C’est Kingfishr qui nous met dans le bain. Le trio folk-rock irlandais de Limerick, révélé par son tube Killeagh, numéro un chez lui, déroule ses ballades à la voix grave et au banjo chaleureux. Parfait pour lancer la journée en douceur, assis sur un sol qui a seché depuis le déluge de la veille.
Changement de braquet avec Biffy Clyro. Deux semaines après les avoir vus au Sziget, on est ravis de retrouver les Écossais à Paris, et on se place tout devant pour ne rien manquer. Leur complicité fait toujours plaisir à voir, et la présence de deux violonistes sur scène apporte une profondeur bienvenue aux morceaux en live. L’intro de Living Is a Problem Because Everything Dies est toujours aussi grandiose. Le groupe pioche allègrement dans ses anciens albums et passe sa discographie en revue. Une véritable débauche d’énergie rock.
On file ensuite découvrir Tyler Ballgame, et quelle belle surprise. L’Américain, songwriter à l’ancienne dont la voix puissante évoque Roy Orbison ou Harry Nilsson, captive sous le soleil de fin d’après-midi. Une vraie découverte.
Pas le temps de se poser qu’on part en direction de la scène AXS pour Kurt Vile & The Violators. Guitare en bandoulière, le songwriter de Philadelphie semble littéralement possédé par sa musique, perdu dans ses arpèges hypnotiques. Un moment planant magnifié par les rayons de soleil.

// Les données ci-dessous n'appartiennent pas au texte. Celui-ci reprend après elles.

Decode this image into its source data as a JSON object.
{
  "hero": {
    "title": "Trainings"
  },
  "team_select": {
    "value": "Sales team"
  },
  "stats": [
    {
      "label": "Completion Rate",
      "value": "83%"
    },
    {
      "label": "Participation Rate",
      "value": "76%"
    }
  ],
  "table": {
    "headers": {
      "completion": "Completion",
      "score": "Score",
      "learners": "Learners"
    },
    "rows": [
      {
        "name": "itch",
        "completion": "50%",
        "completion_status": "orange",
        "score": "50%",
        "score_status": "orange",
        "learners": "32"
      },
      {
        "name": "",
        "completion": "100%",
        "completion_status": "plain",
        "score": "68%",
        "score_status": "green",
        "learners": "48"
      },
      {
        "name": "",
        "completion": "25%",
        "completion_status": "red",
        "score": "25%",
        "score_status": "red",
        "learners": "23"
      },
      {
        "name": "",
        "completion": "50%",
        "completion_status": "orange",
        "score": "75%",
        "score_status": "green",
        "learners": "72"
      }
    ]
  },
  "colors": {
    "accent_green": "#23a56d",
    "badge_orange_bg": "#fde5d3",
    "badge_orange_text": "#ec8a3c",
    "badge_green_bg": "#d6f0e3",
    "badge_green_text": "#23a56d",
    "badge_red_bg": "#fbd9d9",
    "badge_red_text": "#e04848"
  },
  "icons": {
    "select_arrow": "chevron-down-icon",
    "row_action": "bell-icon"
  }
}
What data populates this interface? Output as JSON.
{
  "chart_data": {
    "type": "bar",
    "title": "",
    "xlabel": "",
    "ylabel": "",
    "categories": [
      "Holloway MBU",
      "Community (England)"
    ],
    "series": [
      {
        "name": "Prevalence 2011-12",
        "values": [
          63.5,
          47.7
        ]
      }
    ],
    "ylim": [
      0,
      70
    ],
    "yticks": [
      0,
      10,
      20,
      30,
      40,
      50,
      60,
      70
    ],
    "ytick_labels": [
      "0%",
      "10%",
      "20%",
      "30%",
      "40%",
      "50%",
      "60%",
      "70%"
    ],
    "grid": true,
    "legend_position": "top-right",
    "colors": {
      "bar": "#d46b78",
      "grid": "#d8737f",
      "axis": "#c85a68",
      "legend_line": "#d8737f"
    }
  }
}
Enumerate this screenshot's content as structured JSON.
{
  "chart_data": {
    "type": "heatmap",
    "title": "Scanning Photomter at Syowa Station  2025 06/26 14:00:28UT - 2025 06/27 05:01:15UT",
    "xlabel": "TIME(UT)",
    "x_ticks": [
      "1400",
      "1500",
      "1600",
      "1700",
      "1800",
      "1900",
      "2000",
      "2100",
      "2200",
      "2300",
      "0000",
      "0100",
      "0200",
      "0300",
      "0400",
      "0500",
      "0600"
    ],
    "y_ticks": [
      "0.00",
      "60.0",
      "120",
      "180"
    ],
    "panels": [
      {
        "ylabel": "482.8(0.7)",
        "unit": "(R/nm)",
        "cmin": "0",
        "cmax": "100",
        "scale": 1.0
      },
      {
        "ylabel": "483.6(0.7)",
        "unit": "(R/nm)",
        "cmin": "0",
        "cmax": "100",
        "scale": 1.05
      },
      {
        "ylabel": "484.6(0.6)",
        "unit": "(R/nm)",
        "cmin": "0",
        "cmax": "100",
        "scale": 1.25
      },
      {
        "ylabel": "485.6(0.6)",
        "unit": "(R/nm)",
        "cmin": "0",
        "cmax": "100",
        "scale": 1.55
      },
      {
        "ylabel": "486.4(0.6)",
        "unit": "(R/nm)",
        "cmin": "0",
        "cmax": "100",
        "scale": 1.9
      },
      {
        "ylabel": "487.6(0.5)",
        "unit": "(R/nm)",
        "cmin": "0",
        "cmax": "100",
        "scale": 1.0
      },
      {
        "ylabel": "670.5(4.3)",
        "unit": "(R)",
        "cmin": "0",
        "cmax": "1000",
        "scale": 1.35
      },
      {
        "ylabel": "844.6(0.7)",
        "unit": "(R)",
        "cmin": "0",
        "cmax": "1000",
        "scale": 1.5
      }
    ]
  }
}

Retour sur la grande scène pour The Black Keys. Le duo d’Akron, Dan Auerbach à la guitare, Patrick Carney à la batterie, est impérial : le son de guitare est dément, le groove blues-rock imparable. Les tubes défilent sans faiblir, de Gold on the Ceiling à Howlin’ for You, en passant par l’incontournable Lonely Boy qui met tout le monde d’accord en fin de set. On en prend plein les oreilles.
Puis vient Franz Ferdinand, et l’énergie est géniale. La bande d’Alex Kapranos déroule un chapelet de tubes dansants : The Dark of the Matinée, This Fire, Do You Want To, entrecoupés de titres de leur dernier album The Human Fear. Et lorsque retentit l’inévitable Take Me Out, c’est toute une foule compacte qui en reprend le riff et le refrain en chœur. On adore.
Et puis, le point d’orgue : Nick Cave and the Bad Seeds, le boss de la soirée. Sur la grande scène, l’Australien livre un set magistral, entre nouveaux titres de Wild God et classiques incontournables. Mention spéciale pour O Children, ce titre popularisé par Harry Potter et les Reliques de la Mort. Un concert tout simplement incroyable, et la plus belle des conclusions.